The insurer and pension provider said it expects to write £5bn to £6bn of BPA volumes in total this year, following “strong sales in the third quarter and a good pipeline of transactions”.
Chris Rice, senior actuarial director at consultancy Broadstone, said Aviva’s result reflected wider market trends.
“Aviva’s results are typical of the market for 2021, a quieter first half than recent history and a contrasting exceptionally busy second half. Insurers are currently at capacity finalising deals in their pipelines, leading to an expected total volume of transactions for 2021 in the £25bn to £30bn range,” he said.
“Improvements in scheme funding levels and competitive pricing are contributing to another year of significant risk being transferred. Indications are that this pipeline is growing, with insurers expected to be busy into the new year.
“This all emphasises the need for schemes to be well prepared when approaching the bulk annuity market.”
Elsewhere, Aviva recorded an increase in savings and retirement net flows of 21 per cent to £7.3bn in the third quarter, while savings and retirement sales were up 34 per cent.
Platform net flows at the business jumped 62 per cent to £4.2bn, while workplace sales rose by 24 per cent.
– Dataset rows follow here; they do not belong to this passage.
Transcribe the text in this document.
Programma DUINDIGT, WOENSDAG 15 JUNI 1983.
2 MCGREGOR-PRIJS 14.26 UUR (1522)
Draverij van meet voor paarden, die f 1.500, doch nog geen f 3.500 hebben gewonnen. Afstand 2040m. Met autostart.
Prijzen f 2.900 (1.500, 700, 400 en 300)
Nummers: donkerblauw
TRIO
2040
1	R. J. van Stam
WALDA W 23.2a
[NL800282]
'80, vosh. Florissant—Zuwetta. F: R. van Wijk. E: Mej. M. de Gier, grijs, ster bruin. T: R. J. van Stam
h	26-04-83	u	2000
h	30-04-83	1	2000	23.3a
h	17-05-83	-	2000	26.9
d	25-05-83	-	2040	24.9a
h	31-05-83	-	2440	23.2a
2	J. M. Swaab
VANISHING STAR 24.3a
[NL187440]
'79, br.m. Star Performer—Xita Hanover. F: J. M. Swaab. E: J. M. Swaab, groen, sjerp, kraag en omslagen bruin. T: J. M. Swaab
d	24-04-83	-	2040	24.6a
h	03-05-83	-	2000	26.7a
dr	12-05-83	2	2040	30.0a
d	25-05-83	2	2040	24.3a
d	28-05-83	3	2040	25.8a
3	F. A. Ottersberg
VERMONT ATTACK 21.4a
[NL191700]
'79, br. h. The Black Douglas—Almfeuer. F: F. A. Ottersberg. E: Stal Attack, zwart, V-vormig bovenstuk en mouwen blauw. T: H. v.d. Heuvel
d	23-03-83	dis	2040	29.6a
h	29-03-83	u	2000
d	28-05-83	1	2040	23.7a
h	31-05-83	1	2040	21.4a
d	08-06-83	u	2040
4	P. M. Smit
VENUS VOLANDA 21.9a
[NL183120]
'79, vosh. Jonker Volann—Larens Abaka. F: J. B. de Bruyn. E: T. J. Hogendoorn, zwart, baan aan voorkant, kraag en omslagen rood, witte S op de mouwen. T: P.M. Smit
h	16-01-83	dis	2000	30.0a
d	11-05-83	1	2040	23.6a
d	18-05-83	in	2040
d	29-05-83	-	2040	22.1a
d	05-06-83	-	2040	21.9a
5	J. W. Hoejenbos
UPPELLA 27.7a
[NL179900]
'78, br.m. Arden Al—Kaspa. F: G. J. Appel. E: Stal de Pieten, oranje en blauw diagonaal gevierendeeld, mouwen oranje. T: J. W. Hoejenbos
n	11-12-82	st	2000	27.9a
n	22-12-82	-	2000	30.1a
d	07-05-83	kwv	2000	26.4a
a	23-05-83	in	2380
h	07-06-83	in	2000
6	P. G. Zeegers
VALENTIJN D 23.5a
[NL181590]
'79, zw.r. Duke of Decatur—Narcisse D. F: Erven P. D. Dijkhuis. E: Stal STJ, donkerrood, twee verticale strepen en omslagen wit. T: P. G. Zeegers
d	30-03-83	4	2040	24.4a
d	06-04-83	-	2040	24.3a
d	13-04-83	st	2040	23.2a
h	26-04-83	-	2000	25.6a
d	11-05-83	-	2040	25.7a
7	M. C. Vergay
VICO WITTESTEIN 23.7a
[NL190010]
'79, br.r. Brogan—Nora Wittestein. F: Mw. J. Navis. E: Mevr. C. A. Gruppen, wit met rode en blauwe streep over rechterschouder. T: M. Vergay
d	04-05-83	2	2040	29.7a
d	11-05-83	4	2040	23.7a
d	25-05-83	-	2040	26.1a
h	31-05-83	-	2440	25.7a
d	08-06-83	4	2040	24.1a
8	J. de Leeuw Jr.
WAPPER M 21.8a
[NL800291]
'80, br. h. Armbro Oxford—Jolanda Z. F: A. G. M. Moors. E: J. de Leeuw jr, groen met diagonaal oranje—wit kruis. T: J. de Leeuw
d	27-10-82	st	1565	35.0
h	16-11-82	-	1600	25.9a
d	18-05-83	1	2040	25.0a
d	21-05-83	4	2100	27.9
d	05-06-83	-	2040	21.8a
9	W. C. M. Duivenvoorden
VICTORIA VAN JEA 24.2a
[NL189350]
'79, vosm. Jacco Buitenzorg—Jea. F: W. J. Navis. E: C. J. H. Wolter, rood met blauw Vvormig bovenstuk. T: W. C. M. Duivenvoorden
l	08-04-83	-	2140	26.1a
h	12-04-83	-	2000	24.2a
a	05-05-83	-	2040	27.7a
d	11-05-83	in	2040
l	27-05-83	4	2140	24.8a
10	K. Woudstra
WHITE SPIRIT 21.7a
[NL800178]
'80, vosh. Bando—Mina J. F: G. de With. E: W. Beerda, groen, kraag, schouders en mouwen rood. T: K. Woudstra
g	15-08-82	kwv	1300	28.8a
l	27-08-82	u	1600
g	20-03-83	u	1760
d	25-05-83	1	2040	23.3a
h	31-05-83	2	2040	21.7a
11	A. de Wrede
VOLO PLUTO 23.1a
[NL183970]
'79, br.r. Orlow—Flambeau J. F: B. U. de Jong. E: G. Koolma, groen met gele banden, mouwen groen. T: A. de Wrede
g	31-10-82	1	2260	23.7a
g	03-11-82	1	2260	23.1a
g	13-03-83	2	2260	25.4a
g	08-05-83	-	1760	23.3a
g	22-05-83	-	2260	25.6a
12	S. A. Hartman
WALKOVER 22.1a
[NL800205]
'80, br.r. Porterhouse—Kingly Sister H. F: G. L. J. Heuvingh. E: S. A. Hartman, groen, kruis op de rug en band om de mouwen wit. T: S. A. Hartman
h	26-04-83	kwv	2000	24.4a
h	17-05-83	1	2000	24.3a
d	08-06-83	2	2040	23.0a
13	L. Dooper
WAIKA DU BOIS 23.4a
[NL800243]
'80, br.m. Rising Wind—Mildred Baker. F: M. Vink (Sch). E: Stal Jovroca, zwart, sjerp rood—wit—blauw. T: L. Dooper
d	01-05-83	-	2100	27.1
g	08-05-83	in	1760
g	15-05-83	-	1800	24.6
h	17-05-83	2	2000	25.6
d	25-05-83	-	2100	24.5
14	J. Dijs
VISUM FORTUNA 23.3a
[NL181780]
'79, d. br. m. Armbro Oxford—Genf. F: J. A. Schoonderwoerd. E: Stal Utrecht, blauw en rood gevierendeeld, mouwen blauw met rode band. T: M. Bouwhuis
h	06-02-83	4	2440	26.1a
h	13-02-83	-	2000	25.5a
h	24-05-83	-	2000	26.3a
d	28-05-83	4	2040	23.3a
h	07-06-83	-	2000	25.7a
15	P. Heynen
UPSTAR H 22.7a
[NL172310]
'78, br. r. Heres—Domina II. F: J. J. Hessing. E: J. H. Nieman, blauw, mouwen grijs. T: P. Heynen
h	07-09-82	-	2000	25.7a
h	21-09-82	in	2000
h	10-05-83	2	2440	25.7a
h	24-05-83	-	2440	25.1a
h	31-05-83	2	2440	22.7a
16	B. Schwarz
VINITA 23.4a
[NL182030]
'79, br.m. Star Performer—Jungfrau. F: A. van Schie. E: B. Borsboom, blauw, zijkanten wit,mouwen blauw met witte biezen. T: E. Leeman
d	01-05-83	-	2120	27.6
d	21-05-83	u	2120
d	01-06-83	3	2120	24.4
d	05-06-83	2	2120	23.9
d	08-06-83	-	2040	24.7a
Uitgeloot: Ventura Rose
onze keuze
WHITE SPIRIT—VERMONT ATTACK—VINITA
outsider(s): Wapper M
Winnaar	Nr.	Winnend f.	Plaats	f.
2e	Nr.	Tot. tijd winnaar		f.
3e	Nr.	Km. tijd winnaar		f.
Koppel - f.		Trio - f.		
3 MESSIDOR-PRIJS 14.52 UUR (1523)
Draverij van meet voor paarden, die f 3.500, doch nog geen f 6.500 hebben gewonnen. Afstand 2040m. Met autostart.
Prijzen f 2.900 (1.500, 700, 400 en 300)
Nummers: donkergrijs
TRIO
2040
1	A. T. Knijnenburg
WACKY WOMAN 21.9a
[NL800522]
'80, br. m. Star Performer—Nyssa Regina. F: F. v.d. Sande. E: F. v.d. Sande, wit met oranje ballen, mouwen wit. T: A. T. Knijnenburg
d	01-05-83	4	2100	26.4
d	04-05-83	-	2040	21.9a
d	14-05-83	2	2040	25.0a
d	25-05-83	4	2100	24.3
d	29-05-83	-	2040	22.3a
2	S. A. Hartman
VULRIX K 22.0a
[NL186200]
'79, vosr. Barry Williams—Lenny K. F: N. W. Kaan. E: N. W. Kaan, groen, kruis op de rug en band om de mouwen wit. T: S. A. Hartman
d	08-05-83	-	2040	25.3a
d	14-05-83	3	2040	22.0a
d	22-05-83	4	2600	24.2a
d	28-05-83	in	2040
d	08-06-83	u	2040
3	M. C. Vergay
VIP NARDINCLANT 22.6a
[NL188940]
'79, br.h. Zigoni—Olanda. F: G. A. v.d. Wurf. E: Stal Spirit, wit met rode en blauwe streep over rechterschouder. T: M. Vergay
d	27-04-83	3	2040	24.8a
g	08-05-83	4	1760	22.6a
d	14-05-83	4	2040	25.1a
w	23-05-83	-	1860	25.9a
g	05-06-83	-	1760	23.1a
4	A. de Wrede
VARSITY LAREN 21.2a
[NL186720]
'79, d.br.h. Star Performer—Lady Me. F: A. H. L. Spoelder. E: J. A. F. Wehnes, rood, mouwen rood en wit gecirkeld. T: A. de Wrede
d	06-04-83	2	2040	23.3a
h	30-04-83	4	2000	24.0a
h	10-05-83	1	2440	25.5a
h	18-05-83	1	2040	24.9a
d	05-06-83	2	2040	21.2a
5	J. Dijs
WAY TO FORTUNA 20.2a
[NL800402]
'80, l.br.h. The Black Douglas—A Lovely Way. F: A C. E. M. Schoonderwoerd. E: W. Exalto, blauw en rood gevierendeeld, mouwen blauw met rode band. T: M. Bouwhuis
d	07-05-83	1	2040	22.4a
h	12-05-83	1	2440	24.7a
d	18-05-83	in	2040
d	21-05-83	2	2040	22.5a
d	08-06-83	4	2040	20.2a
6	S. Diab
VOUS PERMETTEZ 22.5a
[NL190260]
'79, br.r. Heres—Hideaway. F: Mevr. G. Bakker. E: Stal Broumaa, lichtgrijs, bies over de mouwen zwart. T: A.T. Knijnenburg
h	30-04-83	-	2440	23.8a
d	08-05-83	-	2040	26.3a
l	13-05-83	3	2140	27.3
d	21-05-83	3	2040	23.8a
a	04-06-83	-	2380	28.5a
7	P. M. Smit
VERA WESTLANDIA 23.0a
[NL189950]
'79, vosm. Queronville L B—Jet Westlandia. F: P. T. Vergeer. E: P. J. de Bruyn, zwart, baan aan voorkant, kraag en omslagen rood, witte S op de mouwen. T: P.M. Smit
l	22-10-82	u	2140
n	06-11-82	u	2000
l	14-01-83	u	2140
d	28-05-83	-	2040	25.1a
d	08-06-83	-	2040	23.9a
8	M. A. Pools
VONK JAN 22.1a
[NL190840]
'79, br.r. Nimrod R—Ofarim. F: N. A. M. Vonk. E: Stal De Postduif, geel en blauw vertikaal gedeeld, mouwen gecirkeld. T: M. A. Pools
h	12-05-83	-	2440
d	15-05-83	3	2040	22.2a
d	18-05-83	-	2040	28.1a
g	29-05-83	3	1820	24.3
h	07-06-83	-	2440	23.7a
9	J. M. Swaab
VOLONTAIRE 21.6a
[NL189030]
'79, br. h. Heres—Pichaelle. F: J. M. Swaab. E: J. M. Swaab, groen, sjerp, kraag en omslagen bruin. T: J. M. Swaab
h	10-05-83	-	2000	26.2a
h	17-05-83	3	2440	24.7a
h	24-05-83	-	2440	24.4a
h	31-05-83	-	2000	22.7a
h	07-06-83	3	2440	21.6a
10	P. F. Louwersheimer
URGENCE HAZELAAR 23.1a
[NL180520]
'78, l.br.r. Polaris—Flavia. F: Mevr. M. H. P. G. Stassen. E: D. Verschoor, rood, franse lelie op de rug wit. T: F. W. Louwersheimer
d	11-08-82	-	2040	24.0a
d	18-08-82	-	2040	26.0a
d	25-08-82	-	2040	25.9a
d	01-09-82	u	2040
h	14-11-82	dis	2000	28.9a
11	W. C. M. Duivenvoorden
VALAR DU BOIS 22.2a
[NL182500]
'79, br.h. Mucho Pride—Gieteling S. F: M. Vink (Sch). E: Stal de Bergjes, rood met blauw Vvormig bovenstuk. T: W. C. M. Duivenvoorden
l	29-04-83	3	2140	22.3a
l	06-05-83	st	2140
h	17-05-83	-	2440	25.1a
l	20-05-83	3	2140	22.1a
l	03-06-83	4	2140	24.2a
Doug Brown, chief executive of UK and Ireland life at Aviva, said: “I’m delighted with the growth we’ve delivered in our UK life business. New business sales are strong and we’re continuing to see excellent growth in savings and retirement.
“I’m particularly pleased with the continued growth in our platform business, where we have seen a very buoyant advised market building on our record tax year-end. We’re continuing to see strong demand and an increase in customer confidence.”
He continued: “Saving for retirement is increasingly important and our workplace pensions business has seen higher sales, boosted by new scheme wins. We are also continuing to help companies derisk their own pension schemes through BPA deals like those with the Kingfisher Pension Scheme and the John Laing Pension Fund secured in Q3.”